Bioz, Inc. came out of stealth today with the introduction of the world’s first search engine for life science experimentation to speed scientific research into finding cures for diseases and to accelerate drug discovery.
Bioz has been enthusiastically welcomed in scientific communities via an early beta program. Currently, over 30,000 users from academic research labs and industry R&D labs, from more than 1,000 universities and biopharma companies, from 40 countries are using Bioz. The company was co-founded by serial entrepreneur and CEO Daniel Levitt, and accomplished Stanford research scientist Karin Lachmi, Ph.D., Chief Scientific Officer at Bioz.
“We created Bioz to disrupt the slow and siloed nature of life science research by increasing knowledge sharing and successful experimentation, ultimately helping to speed up the rate of drug discovery,” said Daniel Levitt, co-founder and CEO of Bioz. “The life science research market is ripe for technology innovation that can streamline experimentation and arm researchers with tools to work faster, smarter and more cost-effectively.”
Each year, researchers in academia and biopharma spend $80 billion to purchase millions of products (reagents, consumables, and instruments) for use in life science experiments. Some of these products have very high failure rates; a case in point are antibodies that don’t work up to 50 percent of the time, and yet before Bioz there was no easy way for researchers to quickly find, compare and select the products that would work best in their specific assays and experiments.
“As a researcher, I can personally attest to the challenges in research trial and error, which slows the pace of scientific discovery and the ultimate path to curing diseases,” said Dr. Karin Lachmi, co-founder and Chief Scientific Officer at Bioz. “Here was an opportunity to transform an inefficient product selection process, disrupt the life science tools industry and change the world. If we can help researchers save months of study due to failed experiments, imagine the strides science will be able to make. Bioz has a single mission—to make scientific research faster, more cost-effective and more accurate than ever before.”
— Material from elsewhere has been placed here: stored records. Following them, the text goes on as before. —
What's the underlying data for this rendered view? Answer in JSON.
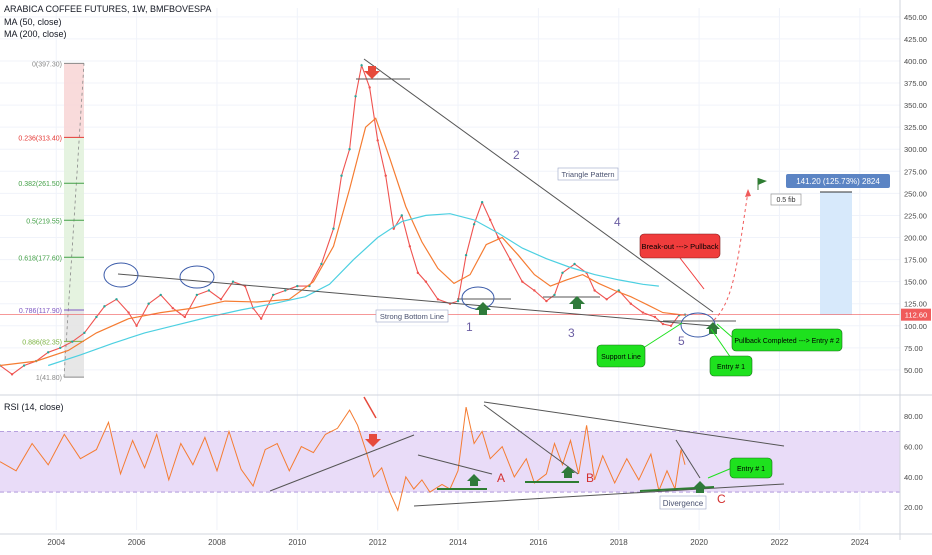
{
  "header": {
    "symbol_line": "ARABICA COFFEE FUTURES, 1W, BMFBOVESPA",
    "ma50_label": "MA (50, close)",
    "ma200_label": "MA (200, close)",
    "rsi_label": "RSI (14, close)"
  },
  "colors": {
    "price_up": "#26a69a",
    "price_down": "#ef5350",
    "ma50": "#f57c32",
    "ma200": "#4dd0e1",
    "rsi_line": "#f57c32",
    "rsi_band": "#e9dcf8",
    "trendline": "#555555",
    "green_label": "#1ee11e",
    "red_label": "#f03c3c",
    "current_price": "#f05b5b",
    "projection_box": "#d7e9fb",
    "projection_label": "#5b84c4"
  },
  "chart_data": [
    {
      "type": "line",
      "pane": "price",
      "x_axis": {
        "labels": [
          "2004",
          "2006",
          "2008",
          "2010",
          "2012",
          "2014",
          "2016",
          "2018",
          "2020",
          "2022",
          "2024"
        ],
        "range": [
          2002.6,
          2025.0
        ]
      },
      "y_axis": {
        "labels": [
          "450.00",
          "425.00",
          "400.00",
          "375.00",
          "350.00",
          "325.00",
          "300.00",
          "275.00",
          "250.00",
          "225.00",
          "200.00",
          "175.00",
          "150.00",
          "125.00",
          "100.00",
          "75.00",
          "50.00"
        ],
        "range": [
          25,
          460
        ]
      },
      "current_price": {
        "value": 112.6,
        "label": "112.60"
      },
      "series": [
        {
          "key": "price",
          "points": [
            [
              2002.6,
              55
            ],
            [
              2002.9,
              45
            ],
            [
              2003.2,
              55
            ],
            [
              2003.5,
              60
            ],
            [
              2003.8,
              70
            ],
            [
              2004.1,
              75
            ],
            [
              2004.4,
              82
            ],
            [
              2004.7,
              92
            ],
            [
              2005.0,
              110
            ],
            [
              2005.2,
              122
            ],
            [
              2005.5,
              130
            ],
            [
              2005.8,
              115
            ],
            [
              2006.0,
              100
            ],
            [
              2006.3,
              125
            ],
            [
              2006.6,
              135
            ],
            [
              2006.9,
              120
            ],
            [
              2007.2,
              110
            ],
            [
              2007.5,
              135
            ],
            [
              2007.8,
              140
            ],
            [
              2008.1,
              130
            ],
            [
              2008.4,
              150
            ],
            [
              2008.7,
              145
            ],
            [
              2008.9,
              120
            ],
            [
              2009.1,
              108
            ],
            [
              2009.4,
              135
            ],
            [
              2009.7,
              140
            ],
            [
              2010.0,
              145
            ],
            [
              2010.3,
              145
            ],
            [
              2010.6,
              170
            ],
            [
              2010.9,
              210
            ],
            [
              2011.1,
              270
            ],
            [
              2011.3,
              300
            ],
            [
              2011.45,
              360
            ],
            [
              2011.6,
              395
            ],
            [
              2011.8,
              370
            ],
            [
              2012.0,
              310
            ],
            [
              2012.2,
              270
            ],
            [
              2012.4,
              210
            ],
            [
              2012.6,
              225
            ],
            [
              2012.8,
              190
            ],
            [
              2013.0,
              160
            ],
            [
              2013.2,
              150
            ],
            [
              2013.5,
              130
            ],
            [
              2013.8,
              125
            ],
            [
              2014.0,
              128
            ],
            [
              2014.2,
              180
            ],
            [
              2014.4,
              215
            ],
            [
              2014.6,
              240
            ],
            [
              2014.8,
              220
            ],
            [
              2015.0,
              200
            ],
            [
              2015.3,
              175
            ],
            [
              2015.6,
              150
            ],
            [
              2015.9,
              140
            ],
            [
              2016.2,
              128
            ],
            [
              2016.4,
              135
            ],
            [
              2016.6,
              160
            ],
            [
              2016.9,
              170
            ],
            [
              2017.2,
              160
            ],
            [
              2017.4,
              140
            ],
            [
              2017.7,
              130
            ],
            [
              2018.0,
              140
            ],
            [
              2018.3,
              125
            ],
            [
              2018.6,
              115
            ],
            [
              2018.9,
              110
            ],
            [
              2019.1,
              102
            ],
            [
              2019.3,
              100
            ],
            [
              2019.5,
              112
            ],
            [
              2019.65,
              112.6
            ]
          ]
        },
        {
          "key": "ma50",
          "points": [
            [
              2002.6,
              55
            ],
            [
              2003.5,
              60
            ],
            [
              2004.3,
              72
            ],
            [
              2005.0,
              92
            ],
            [
              2005.8,
              108
            ],
            [
              2006.6,
              115
            ],
            [
              2007.4,
              120
            ],
            [
              2008.2,
              128
            ],
            [
              2009.0,
              127
            ],
            [
              2009.8,
              130
            ],
            [
              2010.4,
              150
            ],
            [
              2010.9,
              190
            ],
            [
              2011.3,
              255
            ],
            [
              2011.7,
              325
            ],
            [
              2011.95,
              335
            ],
            [
              2012.3,
              290
            ],
            [
              2012.7,
              235
            ],
            [
              2013.1,
              195
            ],
            [
              2013.5,
              165
            ],
            [
              2013.9,
              148
            ],
            [
              2014.3,
              158
            ],
            [
              2014.7,
              192
            ],
            [
              2015.1,
              200
            ],
            [
              2015.5,
              180
            ],
            [
              2015.9,
              158
            ],
            [
              2016.3,
              145
            ],
            [
              2016.7,
              152
            ],
            [
              2017.1,
              158
            ],
            [
              2017.5,
              148
            ],
            [
              2017.9,
              140
            ],
            [
              2018.3,
              133
            ],
            [
              2018.7,
              124
            ],
            [
              2019.1,
              115
            ],
            [
              2019.65,
              112
            ]
          ]
        },
        {
          "key": "ma200",
          "points": [
            [
              2003.8,
              55
            ],
            [
              2004.6,
              67
            ],
            [
              2005.4,
              80
            ],
            [
              2006.2,
              92
            ],
            [
              2007.0,
              101
            ],
            [
              2007.8,
              110
            ],
            [
              2008.6,
              118
            ],
            [
              2009.4,
              125
            ],
            [
              2010.2,
              133
            ],
            [
              2010.8,
              147
            ],
            [
              2011.4,
              175
            ],
            [
              2012.0,
              200
            ],
            [
              2012.6,
              218
            ],
            [
              2013.2,
              225
            ],
            [
              2013.8,
              227
            ],
            [
              2014.4,
              220
            ],
            [
              2015.0,
              205
            ],
            [
              2015.6,
              188
            ],
            [
              2016.2,
              176
            ],
            [
              2016.8,
              166
            ],
            [
              2017.4,
              158
            ],
            [
              2018.0,
              152
            ],
            [
              2018.6,
              147
            ],
            [
              2019.0,
              145
            ]
          ]
        }
      ]
    },
    {
      "type": "line",
      "pane": "rsi",
      "y_axis": {
        "labels": [
          "80.00",
          "60.00",
          "40.00",
          "20.00"
        ],
        "range": [
          5,
          92
        ]
      },
      "band": [
        30,
        70
      ],
      "series": [
        {
          "key": "rsi",
          "points": [
            [
              2002.6,
              50
            ],
            [
              2003.0,
              44
            ],
            [
              2003.4,
              62
            ],
            [
              2003.8,
              48
            ],
            [
              2004.2,
              68
            ],
            [
              2004.6,
              52
            ],
            [
              2005.0,
              58
            ],
            [
              2005.3,
              76
            ],
            [
              2005.6,
              42
            ],
            [
              2005.9,
              64
            ],
            [
              2006.2,
              46
            ],
            [
              2006.5,
              68
            ],
            [
              2006.8,
              38
            ],
            [
              2007.1,
              62
            ],
            [
              2007.4,
              48
            ],
            [
              2007.7,
              66
            ],
            [
              2008.0,
              44
            ],
            [
              2008.3,
              70
            ],
            [
              2008.6,
              45
            ],
            [
              2008.9,
              34
            ],
            [
              2009.2,
              58
            ],
            [
              2009.5,
              62
            ],
            [
              2009.8,
              44
            ],
            [
              2010.1,
              60
            ],
            [
              2010.4,
              56
            ],
            [
              2010.7,
              68
            ],
            [
              2011.0,
              72
            ],
            [
              2011.3,
              84
            ],
            [
              2011.5,
              74
            ],
            [
              2011.7,
              58
            ],
            [
              2011.9,
              40
            ],
            [
              2012.1,
              46
            ],
            [
              2012.3,
              30
            ],
            [
              2012.5,
              18
            ],
            [
              2012.7,
              40
            ],
            [
              2012.9,
              32
            ],
            [
              2013.1,
              38
            ],
            [
              2013.3,
              30
            ],
            [
              2013.6,
              35
            ],
            [
              2013.8,
              32
            ],
            [
              2014.0,
              44
            ],
            [
              2014.2,
              86
            ],
            [
              2014.4,
              62
            ],
            [
              2014.6,
              70
            ],
            [
              2014.8,
              52
            ],
            [
              2015.1,
              60
            ],
            [
              2015.4,
              40
            ],
            [
              2015.7,
              52
            ],
            [
              2015.9,
              36
            ],
            [
              2016.2,
              42
            ],
            [
              2016.4,
              62
            ],
            [
              2016.6,
              48
            ],
            [
              2016.8,
              64
            ],
            [
              2017.0,
              42
            ],
            [
              2017.2,
              74
            ],
            [
              2017.4,
              38
            ],
            [
              2017.6,
              54
            ],
            [
              2017.9,
              36
            ],
            [
              2018.2,
              52
            ],
            [
              2018.5,
              38
            ],
            [
              2018.8,
              55
            ],
            [
              2019.0,
              31
            ],
            [
              2019.2,
              44
            ],
            [
              2019.4,
              32
            ],
            [
              2019.55,
              58
            ],
            [
              2019.65,
              48
            ]
          ]
        }
      ]
    }
  ],
  "fib": {
    "levels": [
      {
        "ratio": 0,
        "label": "0(397.30)",
        "color": "#888888"
      },
      {
        "ratio": 0.236,
        "label": "0.236(313.40)",
        "color": "#e53935"
      },
      {
        "ratio": 0.382,
        "label": "0.382(261.50)",
        "color": "#43a047"
      },
      {
        "ratio": 0.5,
        "label": "0.5(219.55)",
        "color": "#43a047"
      },
      {
        "ratio": 0.618,
        "label": "0.618(177.60)",
        "color": "#43a047"
      },
      {
        "ratio": 0.786,
        "label": "0.786(117.90)",
        "color": "#7e57c2"
      },
      {
        "ratio": 0.886,
        "label": "0.886(82.35)",
        "color": "#7cb342"
      },
      {
        "ratio": 1,
        "label": "1(41.80)",
        "color": "#888888"
      }
    ]
  },
  "annotations": {
    "triangle_pattern": "Triangle Pattern",
    "strong_bottom_line": "Strong Bottom Line",
    "break_out": "Break-out ---> Pullback",
    "pullback_completed": "Pullback Completed ---> Entry # 2",
    "support_line": "Support Line",
    "entry1_price": "Entry # 1",
    "entry1_rsi": "Entry # 1",
    "divergence": "Divergence",
    "fib_half": "0.5 fib",
    "projection": "141.20 (125.73%) 2824",
    "wave_1": "1",
    "wave_2": "2",
    "wave_3": "3",
    "wave_4": "4",
    "wave_5": "5",
    "rsi_a": "A",
    "rsi_b": "B",
    "rsi_c": "C"
  }
}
Typically, life science researchers go through a tedious and manual review process to reference similar published research papers when designing new experiments. But the text in articles is dense and the volume of available material is staggering. A new paper is published every 10 seconds and can run more than 30 pages, creating a limitless haystack of unstructured information.
The Bioz cloud platform’s patent-pending software architecture taps the latest advances in Natural Language Processing (NLP) and Machine Learning (ML) to mine and structure hundreds of millions of pages of complex and unstructured scientific papers, placing an unprecedented amount of summarized scientific experimentation knowledge at researchers’ fingertips. The Bioz platform helps researchers select products, plan experiments, write papers, apply for grants and collaborate, speeding up experimentation and drugdiscovery.